Her only child was born May 10, 1924.
“We were pretty good friends,” Russell Corning said Tuesday. “She loved sports and took me to my first football game, USC vs. Utah in 1932.”
As her son grew older, Elma Corning’s interests expanded beyond her home, and she began taking cello lessons in the late 1930s.
“She was pretty good,” her son recalled. “She played for a few years with the Glendale Symphony Orchestra.”
In 1943, Corning went back to work -- this time as a welfare office receptionist for Los Angeles County. She retired in 1960 when she was 68.
After retiring, Corning threw her efforts into the First Congregational Church of Los Angeles.
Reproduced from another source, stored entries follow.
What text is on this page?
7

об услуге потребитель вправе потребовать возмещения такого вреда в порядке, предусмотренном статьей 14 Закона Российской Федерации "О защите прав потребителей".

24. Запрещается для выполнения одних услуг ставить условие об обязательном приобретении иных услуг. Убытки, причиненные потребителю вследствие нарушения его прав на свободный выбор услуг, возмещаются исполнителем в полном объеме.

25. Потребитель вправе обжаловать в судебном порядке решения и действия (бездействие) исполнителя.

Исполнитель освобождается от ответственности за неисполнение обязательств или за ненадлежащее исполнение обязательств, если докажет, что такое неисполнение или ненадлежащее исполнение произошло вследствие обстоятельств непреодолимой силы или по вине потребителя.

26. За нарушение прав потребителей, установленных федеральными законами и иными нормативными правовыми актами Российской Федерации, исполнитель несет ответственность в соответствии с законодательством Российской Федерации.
In her 70s, she became president of its women’s association and was an avid bridge player at church social events.
In 1981, she moved into the Kingsley Manor assisted-living facility, still, in her son’s words “the picture of health.”
She continued driving until she was 96, when she became worried enough about her dimming eyesight that she gave her son the 17-year-old Chevrolet she had driven 63,000 miles.
But once a year until she was 102, her son said, Corning flew to San Francisco to visit him and his wife. Even in her 100s, he said, she maintained her interest in current events, music and the Los Angeles Dodgers.
Russell Corning said his mother had spent much of the last year sleeping, and she stopped eating a few weeks ago. But he said that when he visited her for the last time Saturday, they had a nice conversation about how much they both enjoyed life.
Her son, her only survivor other than a 97-year-old cousin, said Corning would be cremated and her ashes buried in Oskaloosa. He said a memorial service would be planned at the First Congregational Church in Los Angeles.